Earnings before interest, taxes, depreciation, amortization, certain non-recurring expenses, other non-cash charges, and stock-based compensation (Adjusted EBITDA) for the first six months of 2014 for the Corporate and USA segment was a loss of ($0.6) million—a significant improvement from a loss of ($2.9) million recorded in full year 2013. Adjusted EBITDA is a non-GAAP measure that management believes provides important insight into the Company's operating results (see reconciliation of non-GAAP measures below).
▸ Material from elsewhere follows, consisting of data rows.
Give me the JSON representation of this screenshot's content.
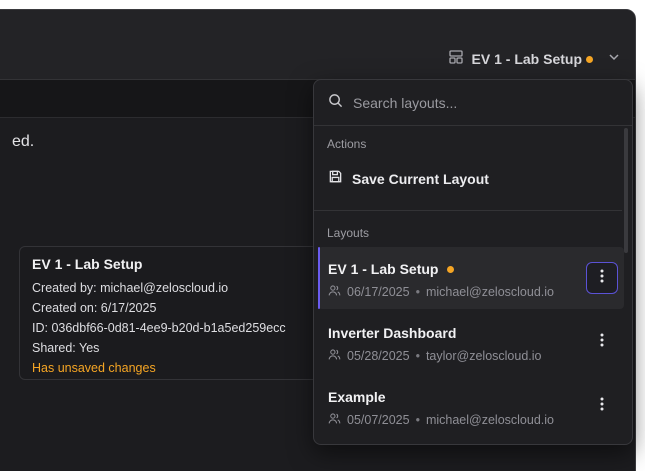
{
  "header": {
    "current_layout": "EV 1 - Lab Setup",
    "layout_icon": "layout-icon",
    "chevron_icon": "chevron-down-icon",
    "unsaved_color": "#f5a524"
  },
  "background": {
    "partial_text": "ed."
  },
  "tooltip": {
    "title": "EV 1 - Lab Setup",
    "created_by": "Created by: michael@zeloscloud.io",
    "created_on": "Created on: 6/17/2025",
    "id": "ID: 036dbf66-0d81-4ee9-b20d-b1a5ed259ecc",
    "shared": "Shared: Yes",
    "unsaved": "Has unsaved changes"
  },
  "dropdown": {
    "search_placeholder": "Search layouts...",
    "actions_label": "Actions",
    "save_label": "Save Current Layout",
    "layouts_label": "Layouts",
    "layouts": [
      {
        "name": "EV 1 - Lab Setup",
        "date": "06/17/2025",
        "owner": "michael@zeloscloud.io",
        "active": true,
        "unsaved": true
      },
      {
        "name": "Inverter Dashboard",
        "date": "05/28/2025",
        "owner": "taylor@zeloscloud.io",
        "active": false,
        "unsaved": false
      },
      {
        "name": "Example",
        "date": "05/07/2025",
        "owner": "michael@zeloscloud.io",
        "active": false,
        "unsaved": false
      }
    ]
  },
  "accent_color": "#6a5cf0"
}
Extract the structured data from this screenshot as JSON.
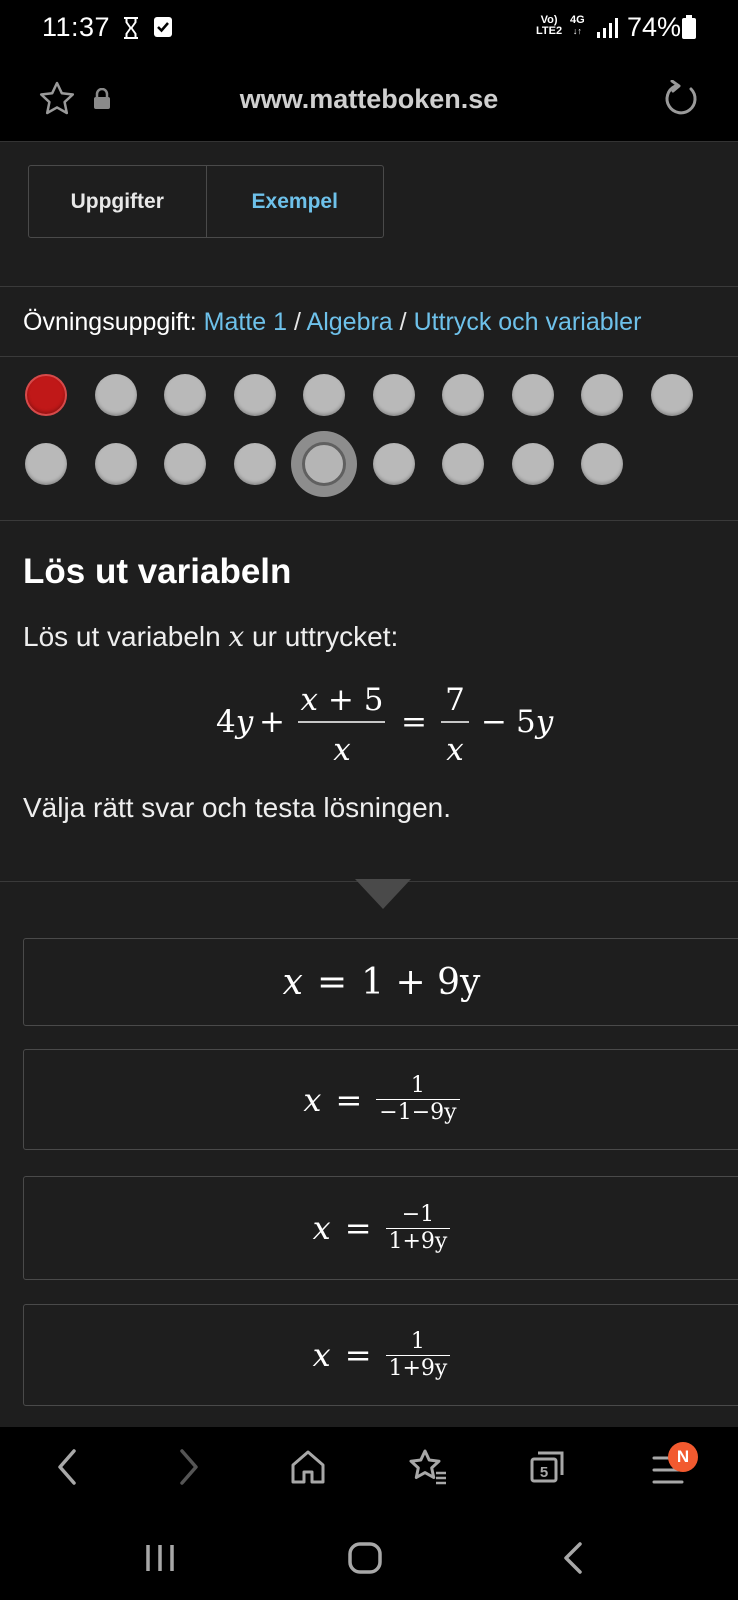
{
  "status_bar": {
    "time": "11:37",
    "net_line1": "Vo)",
    "net_line2": "LTE2",
    "net_type": "4G",
    "battery": "74%"
  },
  "browser": {
    "url": "www.matteboken.se",
    "open_tabs_count": "5",
    "menu_badge": "N"
  },
  "tabs": {
    "uppgifter": "Uppgifter",
    "exempel": "Exempel"
  },
  "breadcrumb": {
    "label": "Övningsuppgift:",
    "links": [
      "Matte 1",
      "Algebra",
      "Uttryck och variabler"
    ],
    "separator": "/"
  },
  "progress": {
    "total": 19,
    "wrong": [
      1
    ],
    "current": 15
  },
  "problem": {
    "title": "Lös ut variabeln",
    "text_before": "Lös ut variabeln ",
    "variable": "x",
    "text_after": " ur uttrycket:",
    "instruction": "Välja rätt svar och testa lösningen."
  },
  "equation": {
    "lhs_coeff": "4",
    "lhs_var": "y",
    "plus": "+",
    "frac1_num": "x + 5",
    "frac1_den": "x",
    "equals": "=",
    "frac2_num": "7",
    "frac2_den": "x",
    "minus": "−",
    "rhs_coeff": "5",
    "rhs_var": "y"
  },
  "answers": [
    {
      "lhs": "x",
      "rhs": "1 + 9y"
    },
    {
      "lhs": "x",
      "num": "1",
      "den": "−1−9y"
    },
    {
      "lhs": "x",
      "num": "−1",
      "den": "1+9y"
    },
    {
      "lhs": "x",
      "num": "1",
      "den": "1+9y"
    }
  ],
  "colors": {
    "accent": "#6ec1ea",
    "wrong": "#c01818",
    "background": "#1e1e1e",
    "dot": "#b9b9b9"
  }
}
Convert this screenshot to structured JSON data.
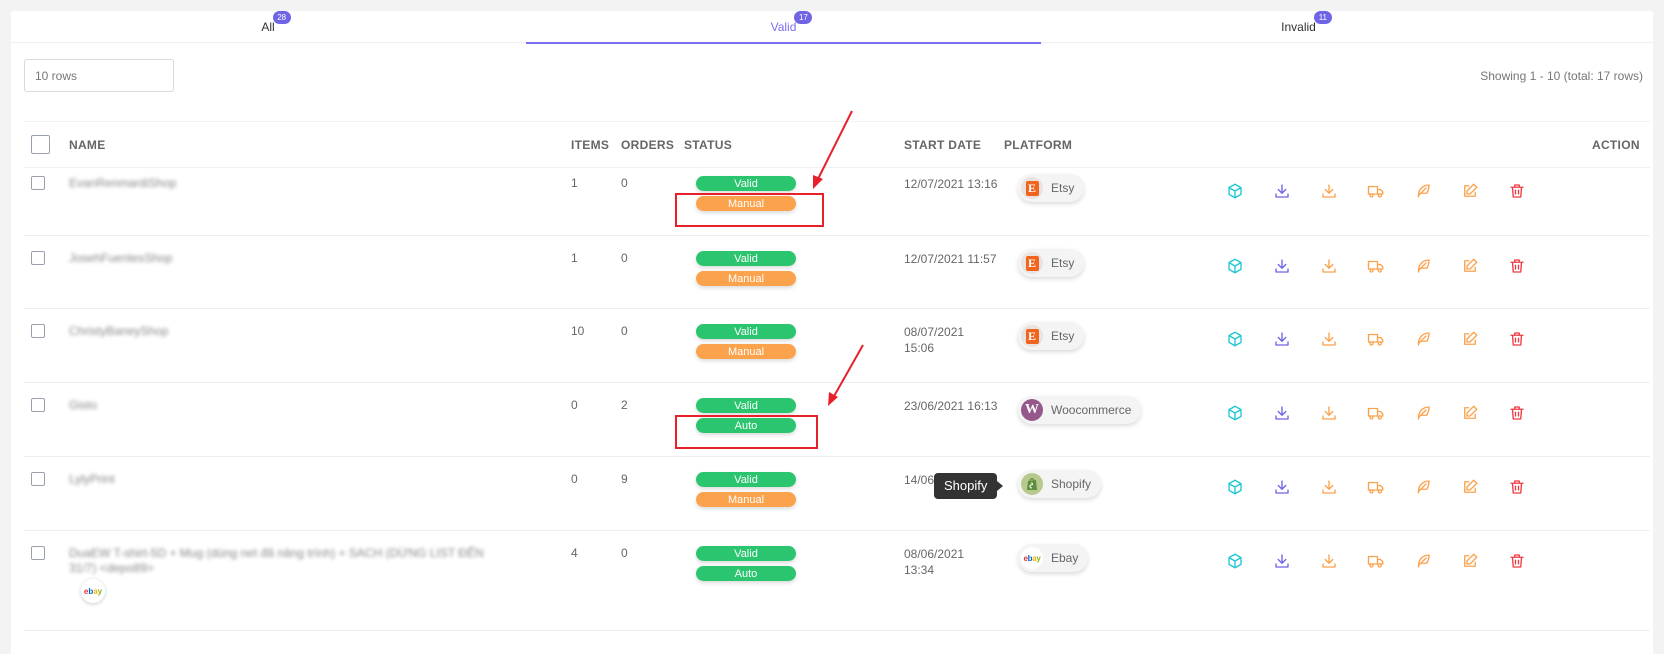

For the second quarter of 2014, the Company recorded a net loss attributable to common stockholders of ($15.1) million or a loss of ($3.52) per diluted share on 4.3 million weighted average shares outstanding. This compares to a loss of ($2.0) million or ($1.83) per diluted share on 1.1 million weighted average shares outstanding in the second quarter of 2013.
Dale Belt, CFO commented, "We remain focused on our business plan to meet our current 2014 financial guidance for full year revenues of $59 million with full year Adjusted EBITDA of $6 million and build on the sales momentum we have delivered in this quarter. As we move into the second half of 2014, our plan is subject to certain risks including the availability of and further upward pressure on California raw rice bran due to severe drought conditions in the Sacramento Valley, and our ability to pass any potential increased costs to our end customers to maintain margins. Additionally, with the short term slowdown of raw rice bran production in Brazil now abating, our Irgovel team is working diligently to reach our 2014 production goals in the second half of the year. We remain confident that with additional capacity coming online in the U.S. and Irgovel progressively ramping second half production that we are beginning to fire on all cylinders and are well positioned to capitalize on growing demand in the food and beverage industry for gluten free, non-GMO, minimally processed healthy, natural and functional foods."